I had got as far as reaching for the phone when Bobby knocked on my door. I let the phone be and hauled myself out of the chair.
'You okay?' he said, as he shut the door.
'Been a weird few days, Bobby.'
I opened up the laptop and placed it in the middle of the table. I motioned him to sit back in the other seat, then slipped the DVD-ROM into the slot and loaded up the bar scene from the video.
Loud music. Chaos. The drunken progress of the man holding the camera. The coughing fit, and then a walk round the corner into the area where people were playing pool. A young couple stood with their backs to the camera, and a big man with a beard and his girlfriend were lining up to take their shot.
The camera staggered closer, and the girl with the long hair glanced up. I hit PAUSE on the player software and froze the video on her face. I hit a couple of keys to save a graphic capture of the screen, then booted up Photoshop. I opened up the capture, and this time zoomed in on the woman's face. I grabbed some background, and wiped it over the lower portions of her long hair to remove it. I cloned some skin texture and cut in around her cheeks, making them older and wider, and then picked up some hair and changed the style to one more suitable for an old lady in the year 2002. Did a quick selection, dropped in a steel grey, and then finally added noise over the altered part of the image to mask the difference in grain, followed by a Guassian blur to take the sharp edges away. I zoomed back out again until the picture was half its natural size, and the rough editing was less apparent in the quality of the image.
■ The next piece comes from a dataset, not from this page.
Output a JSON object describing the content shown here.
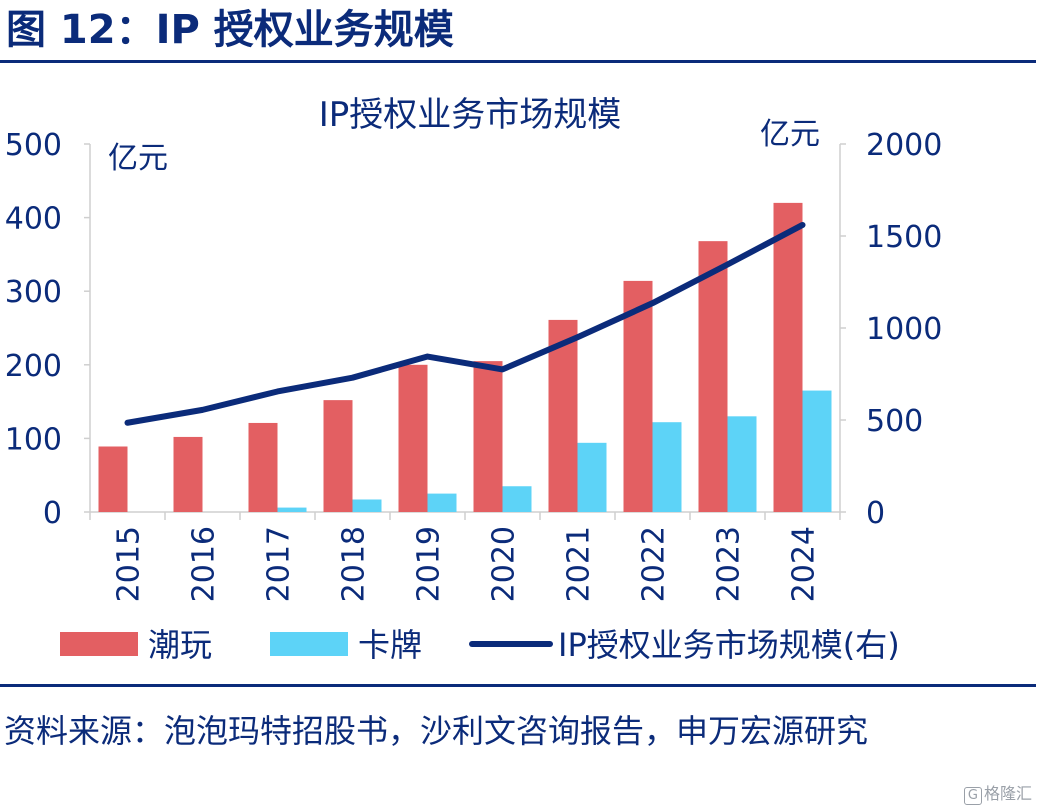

You had to ignore the fact that part of the scene around the face now looked odd, but it wasn't hard given what had been revealed in the centre. I'd suspected this since Ed's trailer, but seeing it on-screen still made me feel breathless.
'Okay,' Bobby said, very quietly. 'That's her again. Along with your parents.'
'But they only met Mary when they moved to Montana.'
'And they said something like: 'This Mary woman. Complete newcomer in our lives. Certainly never met her before.''
'They acted as if they'd only known each other a couple of years.' My head was spinning. 'And I remember my mother telling me about how she'd just met Mary when she came round with cookies the day they moved in.'
'When actually they'd known each other for over thirty years.' Meanwhile he'd spooled through the clip and frozen the image on the girl sitting cross-legged and weaving on my parents' living-room floor.
I nodded. The way the light caught her nose and cheekbones, you didn't even have to do any editing.